In summary, our research indicated that multisensory integration is pervasive in human brain and completes different processes along the cortical hierarchy. First, we showed that to build multimodal association, sensory regions exchange information through the synchronization of their oscillatory activity. Second, we evidenced that after sensory encoding; multisensory integration implies associative regions to mediate the formation of a decision, in link with representations stored in memory.

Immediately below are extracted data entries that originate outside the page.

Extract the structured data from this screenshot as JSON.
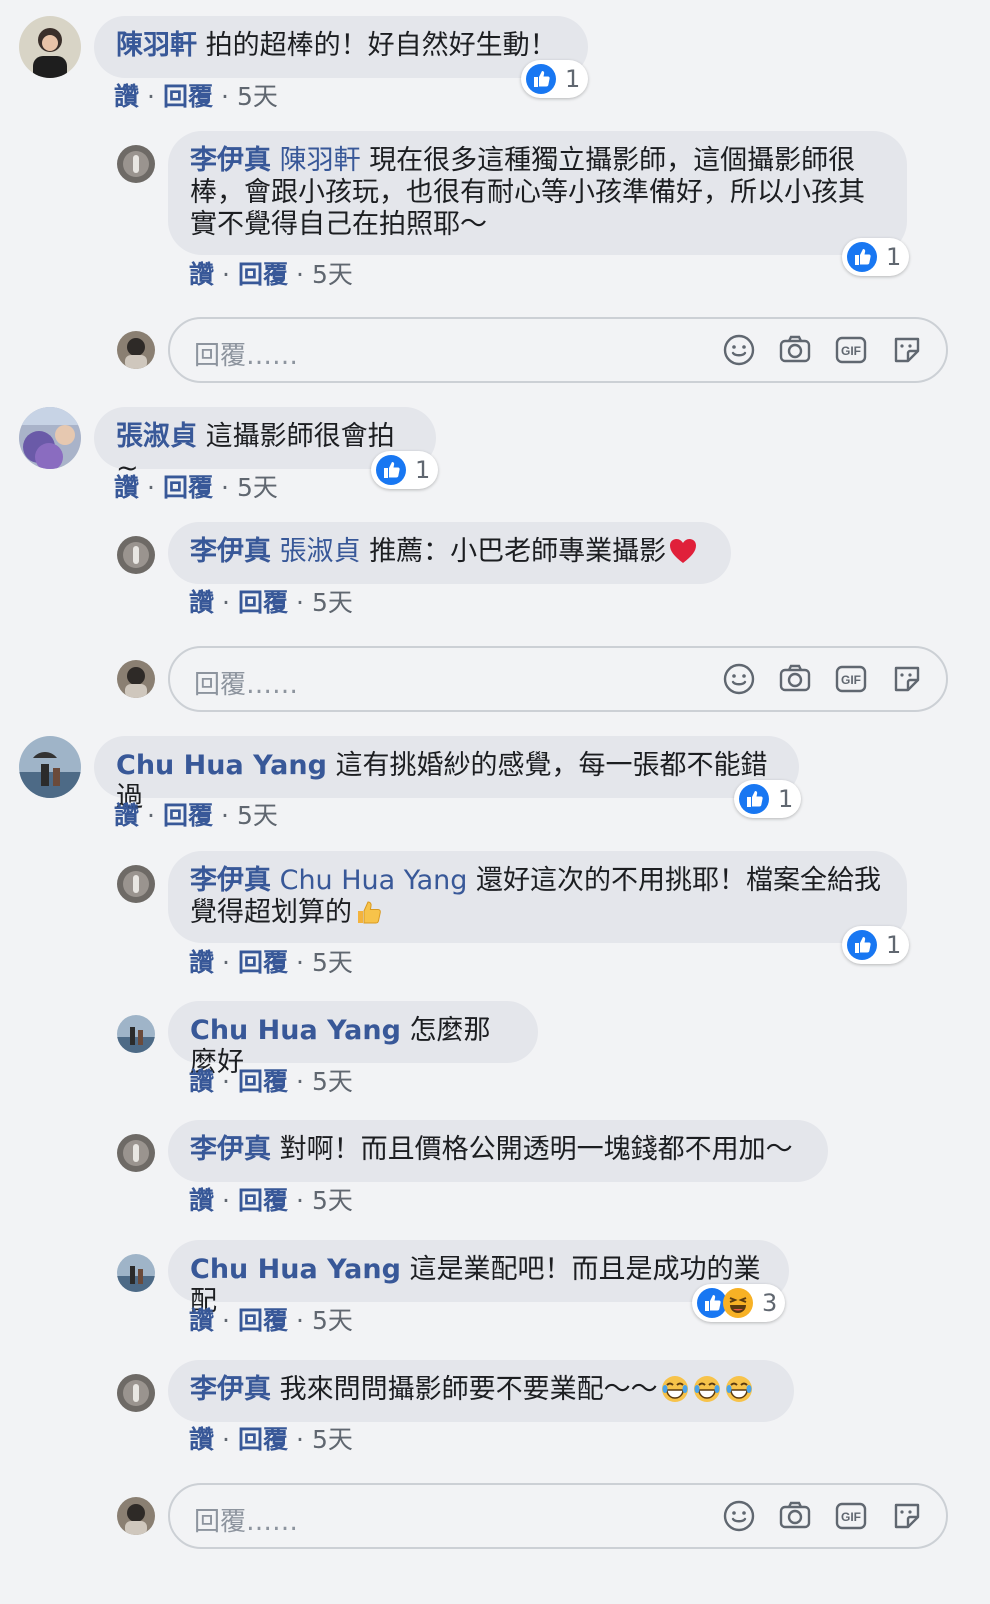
{
  "actions": {
    "like": "讚",
    "reply": "回覆",
    "sep": "·",
    "time": "5天"
  },
  "reply_placeholder": "回覆……",
  "colors": {
    "link": "#385898",
    "like_blue": "#1877f2",
    "bubble": "#e4e6eb"
  },
  "comments": [
    {
      "author": "陳羽軒",
      "text": "拍的超棒的！好自然好生動！",
      "reactions": "1"
    },
    {
      "author": "李伊真",
      "tag": "陳羽軒",
      "text_lines": [
        "現在很多這種獨立攝影師，這個攝影師很",
        "棒，會跟小孩玩，也很有耐心等小孩準備好，所以小孩其",
        "實不覺得自己在拍照耶～"
      ],
      "reactions": "1"
    },
    {
      "author": "張淑貞",
      "text": "這攝影師很會拍~",
      "reactions": "1"
    },
    {
      "author": "李伊真",
      "tag": "張淑貞",
      "text": "推薦：小巴老師專業攝影",
      "emoji": "heart-emoji"
    },
    {
      "author": "Chu Hua Yang",
      "text": "這有挑婚紗的感覺，每一張都不能錯過",
      "reactions": "1"
    },
    {
      "author": "李伊真",
      "tag": "Chu Hua Yang",
      "text_line1": "還好這次的不用挑耶！檔案全給我",
      "text_line2": "覺得超划算的",
      "emoji": "thumbs-up-emoji",
      "reactions": "1"
    },
    {
      "author": "Chu Hua Yang",
      "text": "怎麼那麼好"
    },
    {
      "author": "李伊真",
      "text": "對啊！而且價格公開透明一塊錢都不用加～"
    },
    {
      "author": "Chu Hua Yang",
      "text": "這是業配吧！而且是成功的業配",
      "reactions": "3"
    },
    {
      "author": "李伊真",
      "text": "我來問問攝影師要不要業配～～",
      "emoji": "laughing-emoji"
    }
  ]
}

In fact, while the existence of interplay between multisensory research with the fields of memory and perceptual decision making was recognized, the basis of their reciprocal influences remained largely unknown. Yet, this research paves the way to bridge these cognitive processes.
The aftermaths of this project are also methodological, with two tools developed within the framework of our research. First, based on machine learning, we implemented a time generalized cross-condition decoding approach for electrophysiological signal. Our comparison with classical analysis revealed a manifest ascendancy of this innovation to analyze brain dynamic, both in term of sensibility and in term of timing bias. Second, utilizing multimodal imaging, we carried out a semi-automatic pipeline to localize intracranial electrodes in the brain. These innovations provide to the research community systematic approaches that are freely available in open-access, and thus support reproducibility and open science, cornerstones of scientific progress.